In this paper, we have extended the classical theory of iterated function systems in three significant ways:

(a)

Unlike the traditional approach, which employs a finite set of contractions, we have explored the construction of iterated function systems using an uncountable set of contractions, broadening the scope of applicability.

(b)

Our investigation introduces a novel perspective on fractal measures by considering them as vector measures rather than the classical positive normalized measures. This expanded understanding opens up new avenues for analysis and application.

(c)

Furthermore, we have delved into the study of sequences of (uncountable) iterated function systems, examining various convergence properties. This adds depth to our understanding of the behavior and limitations of such systems.

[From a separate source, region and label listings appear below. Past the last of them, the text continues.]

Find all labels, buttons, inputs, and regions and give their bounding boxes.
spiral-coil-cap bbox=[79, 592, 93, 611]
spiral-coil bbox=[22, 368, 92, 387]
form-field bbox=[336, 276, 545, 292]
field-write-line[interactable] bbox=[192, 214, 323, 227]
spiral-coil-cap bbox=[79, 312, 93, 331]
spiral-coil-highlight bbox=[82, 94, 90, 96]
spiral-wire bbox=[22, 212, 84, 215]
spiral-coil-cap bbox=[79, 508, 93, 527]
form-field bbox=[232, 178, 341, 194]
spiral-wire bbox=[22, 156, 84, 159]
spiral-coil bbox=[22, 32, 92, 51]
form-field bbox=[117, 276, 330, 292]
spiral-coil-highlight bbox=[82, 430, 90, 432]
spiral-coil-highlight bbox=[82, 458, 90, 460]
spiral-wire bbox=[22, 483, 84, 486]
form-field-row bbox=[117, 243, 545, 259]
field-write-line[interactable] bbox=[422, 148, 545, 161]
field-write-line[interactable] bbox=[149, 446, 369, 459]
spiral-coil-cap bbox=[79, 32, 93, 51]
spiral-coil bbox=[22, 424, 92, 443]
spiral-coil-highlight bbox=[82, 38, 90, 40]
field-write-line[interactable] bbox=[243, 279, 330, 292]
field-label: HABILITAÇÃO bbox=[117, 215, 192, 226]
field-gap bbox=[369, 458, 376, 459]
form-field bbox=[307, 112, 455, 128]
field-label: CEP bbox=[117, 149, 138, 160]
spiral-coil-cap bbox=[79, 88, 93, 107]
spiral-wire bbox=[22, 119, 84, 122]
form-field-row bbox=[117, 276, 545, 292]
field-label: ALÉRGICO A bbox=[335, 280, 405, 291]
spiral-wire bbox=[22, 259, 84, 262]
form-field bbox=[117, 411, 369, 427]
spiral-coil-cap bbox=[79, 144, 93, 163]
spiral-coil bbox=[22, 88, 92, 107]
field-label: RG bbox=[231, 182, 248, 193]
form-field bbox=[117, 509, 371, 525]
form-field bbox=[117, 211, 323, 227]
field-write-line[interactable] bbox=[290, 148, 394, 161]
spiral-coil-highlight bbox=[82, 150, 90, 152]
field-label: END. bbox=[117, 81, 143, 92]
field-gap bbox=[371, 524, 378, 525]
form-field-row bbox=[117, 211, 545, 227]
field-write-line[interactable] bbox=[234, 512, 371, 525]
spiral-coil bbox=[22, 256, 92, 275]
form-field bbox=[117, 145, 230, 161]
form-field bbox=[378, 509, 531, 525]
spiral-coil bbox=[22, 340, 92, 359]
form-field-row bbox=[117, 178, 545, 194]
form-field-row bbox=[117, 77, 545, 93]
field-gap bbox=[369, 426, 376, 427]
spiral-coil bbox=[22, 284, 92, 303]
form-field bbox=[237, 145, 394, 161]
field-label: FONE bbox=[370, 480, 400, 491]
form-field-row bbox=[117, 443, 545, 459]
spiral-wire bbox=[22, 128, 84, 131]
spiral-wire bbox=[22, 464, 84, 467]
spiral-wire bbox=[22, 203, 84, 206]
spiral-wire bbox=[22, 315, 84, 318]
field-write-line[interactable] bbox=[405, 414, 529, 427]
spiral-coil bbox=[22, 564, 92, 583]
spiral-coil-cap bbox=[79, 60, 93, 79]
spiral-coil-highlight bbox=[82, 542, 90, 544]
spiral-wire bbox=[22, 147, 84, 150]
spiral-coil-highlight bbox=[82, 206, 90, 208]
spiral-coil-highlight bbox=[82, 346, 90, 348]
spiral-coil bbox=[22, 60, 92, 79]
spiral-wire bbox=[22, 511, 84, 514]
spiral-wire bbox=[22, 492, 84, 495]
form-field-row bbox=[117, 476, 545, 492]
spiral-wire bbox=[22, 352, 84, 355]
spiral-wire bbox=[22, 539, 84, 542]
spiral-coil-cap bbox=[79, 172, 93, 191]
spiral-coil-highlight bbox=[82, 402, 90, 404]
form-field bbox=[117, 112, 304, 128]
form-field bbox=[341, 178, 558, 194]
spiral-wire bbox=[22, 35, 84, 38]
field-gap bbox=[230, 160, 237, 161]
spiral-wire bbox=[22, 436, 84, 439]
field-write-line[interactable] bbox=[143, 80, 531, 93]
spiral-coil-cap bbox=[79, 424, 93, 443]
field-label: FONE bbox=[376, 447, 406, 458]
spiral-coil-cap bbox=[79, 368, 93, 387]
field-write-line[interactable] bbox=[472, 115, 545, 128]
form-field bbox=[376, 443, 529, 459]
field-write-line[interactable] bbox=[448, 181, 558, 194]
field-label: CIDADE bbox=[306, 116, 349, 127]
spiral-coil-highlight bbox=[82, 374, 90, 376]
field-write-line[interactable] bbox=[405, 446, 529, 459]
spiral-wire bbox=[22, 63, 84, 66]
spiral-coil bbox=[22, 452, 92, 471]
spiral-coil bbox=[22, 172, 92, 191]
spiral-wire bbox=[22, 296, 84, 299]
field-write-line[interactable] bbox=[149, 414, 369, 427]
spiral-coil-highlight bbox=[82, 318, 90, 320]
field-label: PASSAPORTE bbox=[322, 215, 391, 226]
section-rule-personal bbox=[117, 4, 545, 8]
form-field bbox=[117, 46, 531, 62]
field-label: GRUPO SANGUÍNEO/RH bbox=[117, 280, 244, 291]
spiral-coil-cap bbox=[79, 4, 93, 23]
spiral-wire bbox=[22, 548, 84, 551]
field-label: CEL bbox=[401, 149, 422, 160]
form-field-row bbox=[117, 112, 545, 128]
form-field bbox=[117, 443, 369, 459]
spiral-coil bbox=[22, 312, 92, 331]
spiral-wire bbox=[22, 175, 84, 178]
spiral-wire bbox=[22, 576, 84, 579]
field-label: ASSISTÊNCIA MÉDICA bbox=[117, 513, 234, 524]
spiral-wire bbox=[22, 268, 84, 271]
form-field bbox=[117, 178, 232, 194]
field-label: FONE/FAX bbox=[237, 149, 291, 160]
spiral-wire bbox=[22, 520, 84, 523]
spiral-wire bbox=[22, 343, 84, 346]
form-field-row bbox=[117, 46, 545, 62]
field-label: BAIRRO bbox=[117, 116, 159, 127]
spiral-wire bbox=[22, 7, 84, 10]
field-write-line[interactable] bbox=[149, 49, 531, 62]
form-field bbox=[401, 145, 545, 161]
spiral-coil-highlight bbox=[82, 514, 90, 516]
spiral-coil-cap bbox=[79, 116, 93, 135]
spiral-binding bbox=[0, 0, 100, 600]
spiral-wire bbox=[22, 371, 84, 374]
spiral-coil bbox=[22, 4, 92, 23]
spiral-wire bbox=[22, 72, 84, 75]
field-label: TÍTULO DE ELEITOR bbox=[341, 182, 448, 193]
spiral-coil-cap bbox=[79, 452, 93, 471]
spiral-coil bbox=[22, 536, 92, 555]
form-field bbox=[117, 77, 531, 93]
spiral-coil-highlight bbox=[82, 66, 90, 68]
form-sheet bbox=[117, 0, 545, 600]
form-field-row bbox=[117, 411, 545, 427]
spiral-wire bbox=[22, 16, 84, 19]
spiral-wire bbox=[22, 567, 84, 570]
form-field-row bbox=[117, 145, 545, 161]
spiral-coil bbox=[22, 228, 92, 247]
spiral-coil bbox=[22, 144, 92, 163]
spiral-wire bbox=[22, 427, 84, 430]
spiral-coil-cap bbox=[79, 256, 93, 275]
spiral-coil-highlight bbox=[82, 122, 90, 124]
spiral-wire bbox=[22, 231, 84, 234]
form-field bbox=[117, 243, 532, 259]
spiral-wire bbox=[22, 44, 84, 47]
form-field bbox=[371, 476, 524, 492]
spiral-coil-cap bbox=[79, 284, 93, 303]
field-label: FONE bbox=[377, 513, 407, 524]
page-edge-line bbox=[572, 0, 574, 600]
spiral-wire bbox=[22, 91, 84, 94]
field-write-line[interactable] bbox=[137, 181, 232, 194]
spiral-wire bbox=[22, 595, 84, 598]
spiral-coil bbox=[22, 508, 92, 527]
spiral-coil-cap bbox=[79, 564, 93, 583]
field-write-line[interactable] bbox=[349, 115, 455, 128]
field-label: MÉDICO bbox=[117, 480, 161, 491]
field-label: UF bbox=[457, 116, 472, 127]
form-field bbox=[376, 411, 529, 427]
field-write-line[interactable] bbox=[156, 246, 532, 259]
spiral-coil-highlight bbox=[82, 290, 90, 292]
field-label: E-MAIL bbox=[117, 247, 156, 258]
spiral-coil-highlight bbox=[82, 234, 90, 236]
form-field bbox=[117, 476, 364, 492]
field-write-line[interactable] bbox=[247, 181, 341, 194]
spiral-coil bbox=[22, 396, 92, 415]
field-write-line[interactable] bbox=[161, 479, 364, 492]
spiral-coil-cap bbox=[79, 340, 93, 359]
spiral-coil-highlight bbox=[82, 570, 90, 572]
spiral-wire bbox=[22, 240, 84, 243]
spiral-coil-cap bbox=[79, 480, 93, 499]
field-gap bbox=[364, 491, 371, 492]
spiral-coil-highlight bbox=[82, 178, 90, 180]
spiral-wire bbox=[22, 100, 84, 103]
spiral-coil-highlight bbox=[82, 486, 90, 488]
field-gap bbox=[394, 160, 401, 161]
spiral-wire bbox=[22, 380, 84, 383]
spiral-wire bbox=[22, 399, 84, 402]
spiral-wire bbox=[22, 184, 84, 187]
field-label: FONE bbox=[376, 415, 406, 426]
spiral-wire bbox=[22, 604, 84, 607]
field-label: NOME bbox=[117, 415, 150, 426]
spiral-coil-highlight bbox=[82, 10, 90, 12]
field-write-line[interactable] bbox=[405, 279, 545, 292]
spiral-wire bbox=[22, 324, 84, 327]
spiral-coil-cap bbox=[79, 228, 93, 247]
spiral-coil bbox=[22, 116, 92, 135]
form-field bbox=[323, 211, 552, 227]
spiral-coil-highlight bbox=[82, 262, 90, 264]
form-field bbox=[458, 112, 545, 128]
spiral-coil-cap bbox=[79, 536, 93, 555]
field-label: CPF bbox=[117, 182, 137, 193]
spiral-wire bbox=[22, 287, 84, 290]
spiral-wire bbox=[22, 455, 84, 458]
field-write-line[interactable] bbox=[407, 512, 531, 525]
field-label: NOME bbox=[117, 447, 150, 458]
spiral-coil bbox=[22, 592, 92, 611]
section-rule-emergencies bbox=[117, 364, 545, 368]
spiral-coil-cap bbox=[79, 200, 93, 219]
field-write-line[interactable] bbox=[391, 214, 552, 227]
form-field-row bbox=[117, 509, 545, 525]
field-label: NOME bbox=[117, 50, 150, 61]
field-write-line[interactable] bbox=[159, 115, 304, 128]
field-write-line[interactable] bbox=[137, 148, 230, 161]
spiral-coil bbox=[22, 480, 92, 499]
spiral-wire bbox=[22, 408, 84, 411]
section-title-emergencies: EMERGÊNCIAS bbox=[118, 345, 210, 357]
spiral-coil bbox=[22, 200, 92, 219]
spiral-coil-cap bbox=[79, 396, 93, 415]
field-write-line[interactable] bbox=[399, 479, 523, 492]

Moving forward, our focus will be on addressing two key questions:

(1°)

We will delve into the problem of convergence concerning the sequences of attractors and fractal vector measures within a broader framework. This inquiry aims to provide insights into the stability and long-term behavior of these systems under diverse conditions.

(2°)

Additionally, we will explore the application of our findings to the theory of differential equations. By bridging the gap between fractal geometry and differential equations, we aim to uncover new perspectives and potential applications in areas such as dynamical systems and mathematical modeling.

By addressing these questions, we seek to not only advance the theoretical understanding of iterated function systems but also to uncover practical implications that could impact various fields of science and mathematics.